Execute the flat-sat demonstration campaign: assemble the full kit (COTS radio + OBC adapter + EGSE + test scripts), run automated test scripts, and generate the verification report with real test evidence. This is the milestone that makes Block 01 a credible, repeatable commercial product.
Subject the EM to a relevant environmental test programme, such as thermal-vacuum and vibration where applicable, to characterise behaviour and establish a qualification baseline. Update the verification matrix with test results and maintain ECSS-style documentation discipline.
Integrate the validated TT&C building block into a real LEO small satellite mission as a flight model candidate. Collect integration feedback, measure recurring effort reduction versus baseline, and iterate toward a repeatable commercial product offering.

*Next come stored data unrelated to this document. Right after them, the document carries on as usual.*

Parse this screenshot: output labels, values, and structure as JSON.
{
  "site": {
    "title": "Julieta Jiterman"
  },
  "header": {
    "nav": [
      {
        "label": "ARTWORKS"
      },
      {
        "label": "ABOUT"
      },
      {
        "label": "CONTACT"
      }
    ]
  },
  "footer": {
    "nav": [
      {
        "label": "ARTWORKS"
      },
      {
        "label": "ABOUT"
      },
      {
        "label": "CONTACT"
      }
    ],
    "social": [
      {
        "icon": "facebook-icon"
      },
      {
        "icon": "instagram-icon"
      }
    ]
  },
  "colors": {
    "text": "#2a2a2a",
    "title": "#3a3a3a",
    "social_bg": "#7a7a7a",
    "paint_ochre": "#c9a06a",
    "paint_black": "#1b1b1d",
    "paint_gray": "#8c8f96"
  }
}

Tesseral Orbital Systems is building a family of modular subsystem integration blocks for recurring LEO SmallSat missions. Block 01 — TT&C — is the entry point: a complete integration element covering interfaces, ICD, CMD/TM dictionary, EGSE, and verification evidence.
For recurring LEO SmallSat teams, the target is simple: fewer late interface surprises, faster bench readiness, and less repeated work around ICDs, CMD/TM dictionaries, EGSE setup, inhibit verification, and acceptance evidence.